Sunday, February 15, 2009

Paradigm Shift v2

Last month I wrote about paradigms, a word I would define as a shared mental model. What I set out to say...I don't think I quite said it.

There's a dominant paradigm afoot, one in which science is the new God. If a thing is to be of any merit at all, it must be "scientific." So much so that "non-scientific" is nearly an insult. Anything that cannot be proven scientifically does not exist, or is relegated to a secondary status. Two weeks ago I heard a Native American facilitator say that some grant applications require "science-based evidence" as part of qualification, a requirement that can contradict with indigenous ways of knowing and being.

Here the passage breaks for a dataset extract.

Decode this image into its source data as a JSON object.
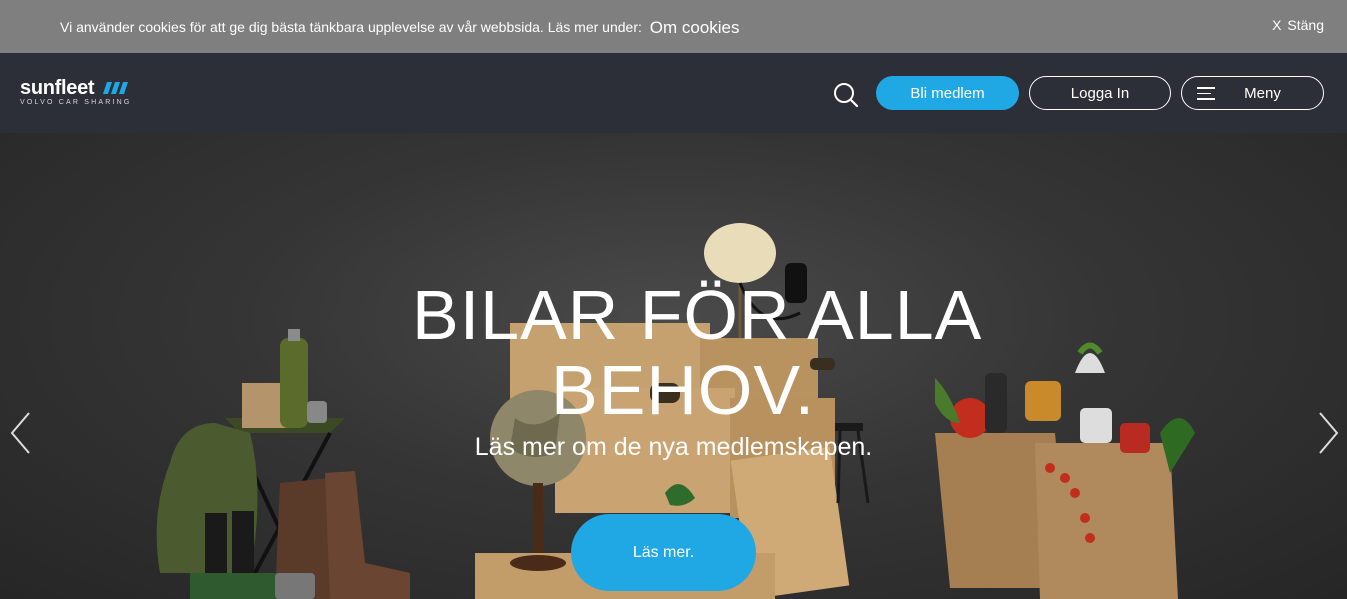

I have no desire to retire scientific thinking. (Some might argue that new science undermines or re-writes the old.) I am reminded of a phrase, something like, "if your only tool is a hammer, every problem looks like a nail." It's my wish that scientific thinking would be placed in context, a particular thinking tool that's appropriate for some, though not all, sets of problems.

Scientific thinking isn't bad. Nor good. Bad and good aren't the relevant measures. Is scientific thinking useful? That, to me, is the interesting conversation. Some contexts--very useful. Other contexts--no so much. The truth is, in 99% of most of our days, our thinking and reasoning and process of discovering knowledge is not scientific. Mostly, we use other tools.